Tenant demand for a rental property in the third quarter of 2021 remains weak. This low demand is perhaps not surprising considering that the hard lockdown in the second quarter of 2020 wiped out 14% of all jobs. Even after some subsequent initial job recovery, the unemployment situation remains concerning at 34.4%, meaning 1.4 million pre-pandemic jobs have been lost.
The unemployment rate deteriorated again in the third quarter of 2021 with an additional 375 000 more jobs lost in the formal sector.
Exacerbating the challenge of high rates of unemployment are increased housing costs, water, gas, and other fuels which account for 15.9% of household expenditure, with transport accounting for another 15.6%. Combined, these factors are a powerful incentive driving tenant behaviour towards cost savings such as downscaling, cohabitating, or moving in with friends and family.
The TPN Market Strength Index is based on the perceptions and experience of estate agents and landlords of the residential rental market. Respondents are asked to rate whether the demand by tenants looking to rent is strong (100), average (50) or weak (0).
They are asked a similar question regarding their perception of whether a supply of rental properties is strong (100), average (50), or weak (0). The data is then aggregated to provide a demand rating and a supply rating while the difference indicates the Market Strength Index where a result of 50 would suggest a market in equilibrium.
According to the index, demand for rental property in the third quarter of 2021 is only slightly higher than average at 56. Rental property supply, however, remains at pre-pandemic highs with a rating of 67. Weak tenant demand coupled with supply highs translates into a Market Strength Index of 44 which, in short, translates to an over-supplied residential rental market.
An over-supplied rental market with weak tenant demand has played out in high vacancy rates.
Encouragingly, vacancy rates may have peaked given that they have dipped to 10.66% in the third quarter, trending downward from 13.15% in the previous quarter.
According to the Quarterly Employment Statistics, the average monthly earnings paid to employees in the formal sector increased 9.7% year-on-year in May 2021. Higher salaries, however, don’t always translate into more disposable income particularly as the Consumer Price Index (CPI) is on the increase at 4.9% and creeping higher. Consumers also now need to factor in the higher cost of interest with the first of the South African Reserve Bank’s 25 basis point increases taking effect last week. An upward cycle of increases is predicted for 2022 and 2023.
Residential rental prices appear to have also reached the bottom of negative escalation and are slowly starting to rise into positive territory at 0.4% in the third quarter.
The only segment of the market which escaped negative escalation is the low value rentals category below R3 000 per month. However, this category’s current escalation of 1.26% is now on a downward slope.
Low value rentals are the most impacted category by persistent high vacancies. Rentals below R3 000 per month experience 12% vacancies while those between R3 000 and R4 500 are 13.32% vacant.
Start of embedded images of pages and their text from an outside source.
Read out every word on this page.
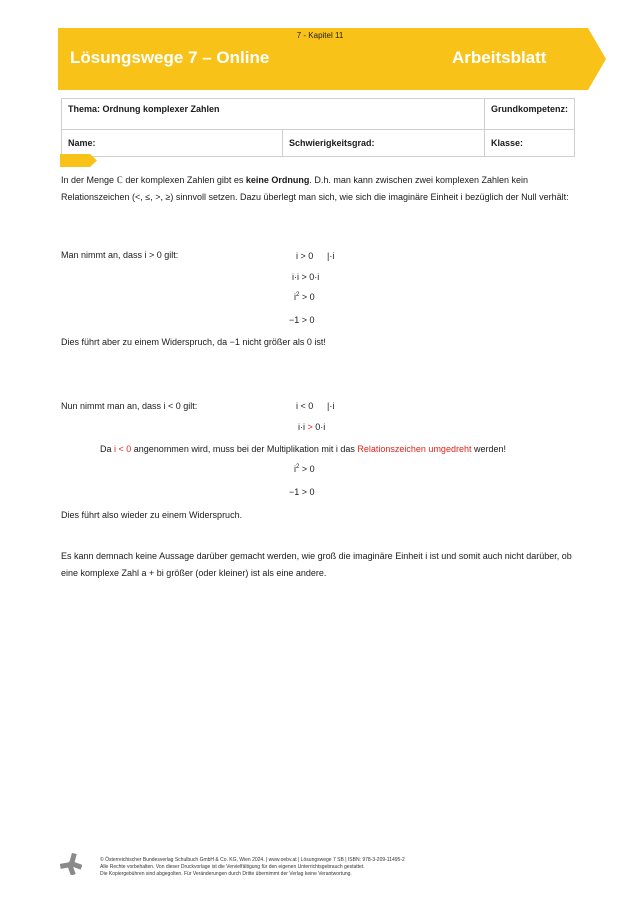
7 - Kapitel 11
Lösungswege 7 – Online	Arbeitsblatt
Thema: Ordnung komplexer Zahlen		Grundkompetenz:
Name:	Schwierigkeitsgrad:	Klasse:
In der Menge ℂ der komplexen Zahlen gibt es keine Ordnung. D.h. man kann zwischen zwei komplexen Zahlen kein Relationszeichen (<, ≤, >, ≥) sinnvoll setzen. Dazu überlegt man sich, wie sich die imaginäre Einheit i bezüglich der Null verhält:
Man nimmt an, dass i > 0 gilt:	i > 0 |·i
i·i > 0·i
$i^2 > 0$
−1 > 0
Dies führt aber zu einem Widerspruch, da −1 nicht größer als 0 ist!
Nun nimmt man an, dass i < 0 gilt:	i < 0 |·i
i·i > 0·i
Da i < 0 angenommen wird, muss bei der Multiplikation mit i das Relationszeichen umgedreht werden!
$i^2 > 0$
−1 > 0
Dies führt also wieder zu einem Widerspruch.
Es kann demnach keine Aussage darüber gemacht werden, wie groß die imaginäre Einheit i ist und somit auch nicht darüber, ob eine komplexe Zahl a + bi größer (oder kleiner) ist als eine andere.
© Österreichischer Bundesverlag Schulbuch GmbH & Co. KG, Wien 2024. | www.oebv.at | Lösungswege 7 SB | ISBN: 978-3-209-11495-2
Alle Rechte vorbehalten. Von dieser Druckvorlage ist die Vervielfältigung für den eigenen Unterrichtsgebrauch gestattet.
Die Kopiergebühren sind abgegolten. Für Veränderungen durch Dritte übernimmt der Verlag keine Verantwortung.
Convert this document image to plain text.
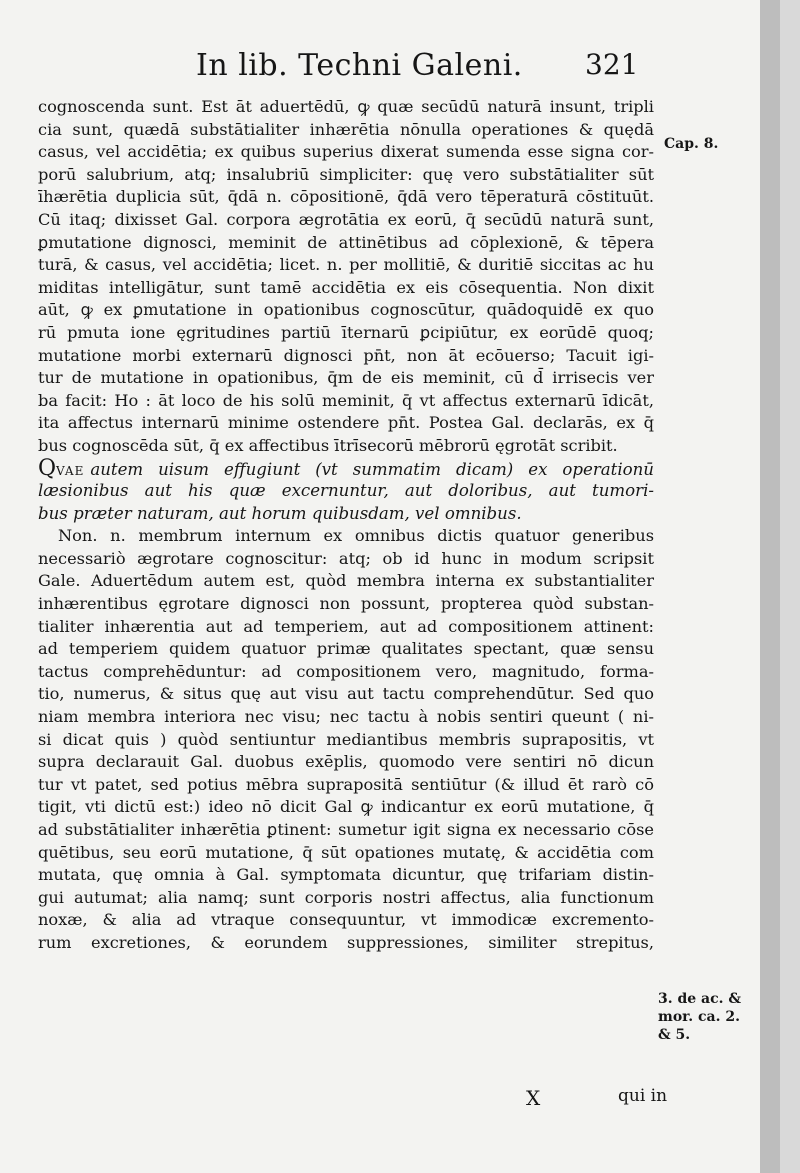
In lib. Techni Galeni. 321
cognoscenda sunt. Est āt aduertēdū, ꝙ quæ secūdū naturā insunt, tripli
cia sunt, quædā substātialiter inhærētia nōnulla operationes & quędā
casus, vel accidētia; ex quibus superius dixerat sumenda esse signa cor-
porū salubrium, atq; insalubriū simpliciter: quę vero substātialiter sūt
īhærētia duplicia sūt, q̄dā n. cōpositionē, q̄dā vero tēperaturā cōstituūt.
Cū itaq; dixisset Gal. corpora ægrotātia ex eorū, q̄ secūdū naturā sunt,
ꝑmutatione dignosci, meminit de attinētibus ad cōplexionē, & tēpera
turā, & casus, vel accidētia; licet. n. per mollitiē, & duritiē siccitas ac hu
miditas intelligātur, sunt tamē accidētia ex eis cōsequentia. Non dixit
aūt, ꝙ ex ꝑmutatione in opationibus cognoscūtur, quādoquidē ex quo
rū pmuta ione ęgritudines partiū īternarū ꝑcipiūtur, ex eorūdē quoq;
mutatione morbi externarū dignosci pn̄t, non āt ecōuerso; Tacuit igi-
tur de mutatione in opationibus, q̄m de eis meminit, cū d̄ irrisecis ver
ba facit: Ho : āt loco de his solū meminit, q̄ vt affectus externarū īdicāt,
ita affectus internarū minime ostendere pn̄t. Postea Gal. declarās, ex q̄
bus cognoscēda sūt, q̄ ex affectibus ītrīsecorū mēbrorū ęgrotāt scribit.
QVAE autem uisum effugiunt (vt summatim dicam) ex operationū
læsionibus aut his quæ excernuntur, aut doloribus, aut tumori-
bus præter naturam, aut horum quibusdam, vel omnibus.
Non. n. membrum internum ex omnibus dictis quatuor generibus
necessariò ægrotare cognoscitur: atq; ob id hunc in modum scripsit
Gale. Aduertēdum autem est, quòd membra interna ex substantialiter
inhærentibus ęgrotare dignosci non possunt, propterea quòd substan-
tialiter inhærentia aut ad temperiem, aut ad compositionem attinent:
ad temperiem quidem quatuor primæ qualitates spectant, quæ sensu
tactus comprehēduntur: ad compositionem vero, magnitudo, forma-
tio, numerus, & situs quę aut visu aut tactu comprehendūtur. Sed quo
niam membra interiora nec visu; nec tactu à nobis sentiri queunt ( ni-
si dicat quis ) quòd sentiuntur mediantibus membris suprapositis, vt
supra declarauit Gal. duobus exēplis, quomodo vere sentiri nō dicun
tur vt patet, sed potius mēbra suprapositā sentiūtur (& illud ēt rarò cō
tigit, vti dictū est:) ideo nō dicit Gal ꝙ indicantur ex eorū mutatione, q̄
ad substātialiter inhærētia ꝑtinent: sumetur igit signa ex necessario cōse
quētibus, seu eorū mutatione, q̄ sūt opationes mutatę, & accidētia com
mutata, quę omnia à Gal. symptomata dicuntur, quę trifariam distin-
gui autumat; alia namq; sunt corporis nostri affectus, alia functionum
noxæ, & alia ad vtraque consequuntur, vt immodicæ excremento-
rum excretiones, & eorundem suppressiones, similiter strepitus,
Cap. 8.
3. de ac. &
mor. ca. 2.
& 5.
X	qui in
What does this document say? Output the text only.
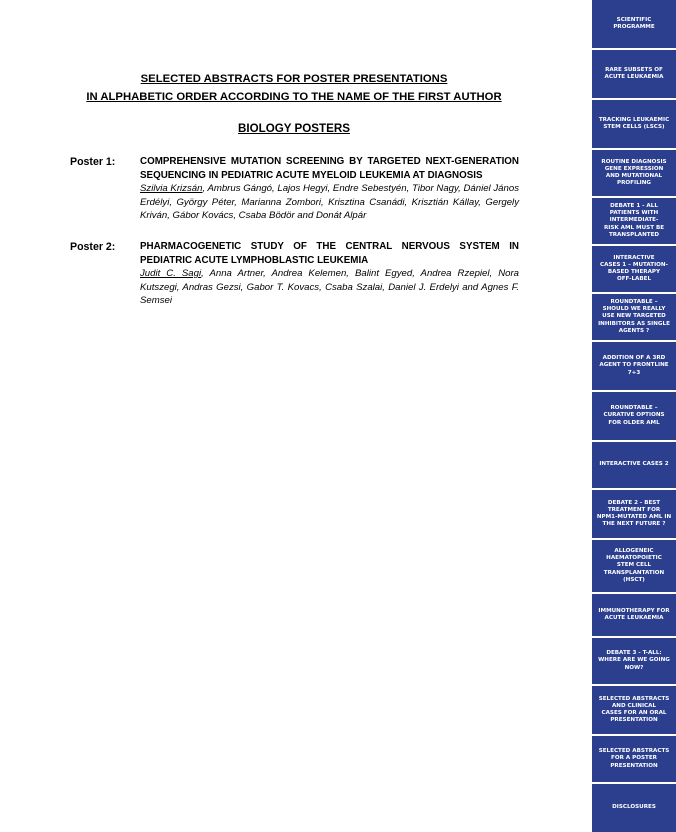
SELECTED ABSTRACTS FOR POSTER PRESENTATIONS
IN ALPHABETIC ORDER ACCORDING TO THE NAME OF THE FIRST AUTHOR
BIOLOGY POSTERS
Poster 1:	COMPREHENSIVE MUTATION SCREENING BY TARGETED NEXT-GENERATION SEQUENCING IN PEDIATRIC ACUTE MYELOID LEUKEMIA AT DIAGNOSIS
Szilvia Krizsán, Ambrus Gángó, Lajos Hegyi, Endre Sebestyén, Tibor Nagy, Dániel János Erdélyi, György Péter, Marianna Zombori, Krisztina Csanádi, Krisztián Kállay, Gergely Kriván, Gábor Kovács, Csaba Bödör and Donát Alpár
Poster 2:	PHARMACOGENETIC STUDY OF THE CENTRAL NERVOUS SYSTEM IN PEDIATRIC ACUTE LYMPHOBLASTIC LEUKEMIA
Judit C. Sagi, Anna Artner, Andrea Kelemen, Balint Egyed, Andrea Rzepiel, Nora Kutszegi, Andras Gezsi, Gabor T. Kovacs, Csaba Szalai, Daniel J. Erdelyi and Agnes F. Semsei
SCIENTIFIC
PROGRAMME
RARE SUBSETS OF
ACUTE LEUKAEMIA
TRACKING LEUKAEMIC
STEM CELLS (LSCS)
ROUTINE DIAGNOSIS
GENE EXPRESSION
AND MUTATIONAL
PROFILING
DEBATE 1 - ALL
PATIENTS WITH
INTERMEDIATE-
RISK AML MUST BE
TRANSPLANTED
INTERACTIVE
CASES 1 – MUTATION-
BASED THERAPY
OFF-LABEL
ROUNDTABLE –
SHOULD WE REALLY
USE NEW TARGETED
INHIBITORS AS SINGLE
AGENTS ?
ADDITION OF A 3RD
AGENT TO FRONTLINE
7+3
ROUNDTABLE –
CURATIVE OPTIONS
FOR OLDER AML
INTERACTIVE CASES 2
DEBATE 2 - BEST
TREATMENT FOR
NPM1-MUTATED AML IN
THE NEXT FUTURE ?
ALLOGENEIC
HAEMATOPOIETIC
STEM CELL
TRANSPLANTATION
(HSCT)
IMMUNOTHERAPY FOR
ACUTE LEUKAEMIA
DEBATE 3 - T-ALL:
WHERE ARE WE GOING
NOW?
SELECTED ABSTRACTS
AND CLINICAL
CASES FOR AN ORAL
PRESENTATION
SELECTED ABSTRACTS
FOR A POSTER
PRESENTATION
DISCLOSURES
From a provincial perspective, only the Western Cape continues to suffer double digit vacancy rates at 11.07% while Gauteng, KwaZulu-Natal and the Eastern Cape are at 9.84%, 9.85% and 7.13% respectively.
With the exception of the Western Cape, most provinces have not seen a significant recovery in residential building activity. Residential building activity nearly halved year-on-year from 45 342 completed flats and houses in 2019 to 24 178 in 2020 and only 22 270 completed properties in the first nine months of 2021. Gauteng, which traditionally experiences the most building activity, saw new residential buildings completed reduced from 25 238 in 2019 to just 10 373 in 2020 and only 8 793 recorded to date in 2021. The Western Cape bucked the national trend and has outperformed 2020 numbers in the 2021 year to date.
However, fewer new buy-to-let properties may be a welcome relief for struggling landlords burdened with high vacancies, particularly as they are being forced to compete against larger players with highly available price-reduced rental portfolios.
Activity in alterations has also been subdued. This, however, is not a new trend. Post the global financial crisis there has been a persistently slow decline in the number of square metres added to existing residential housing.
What is becoming increasingly apparent is the interest rate hiking cycle is likely to add further pressure to tenants in good standing in the next six to nine months. Landlords will have to weigh up metrics such as vacancies, escalation and delinquency as they look to maximise profitability.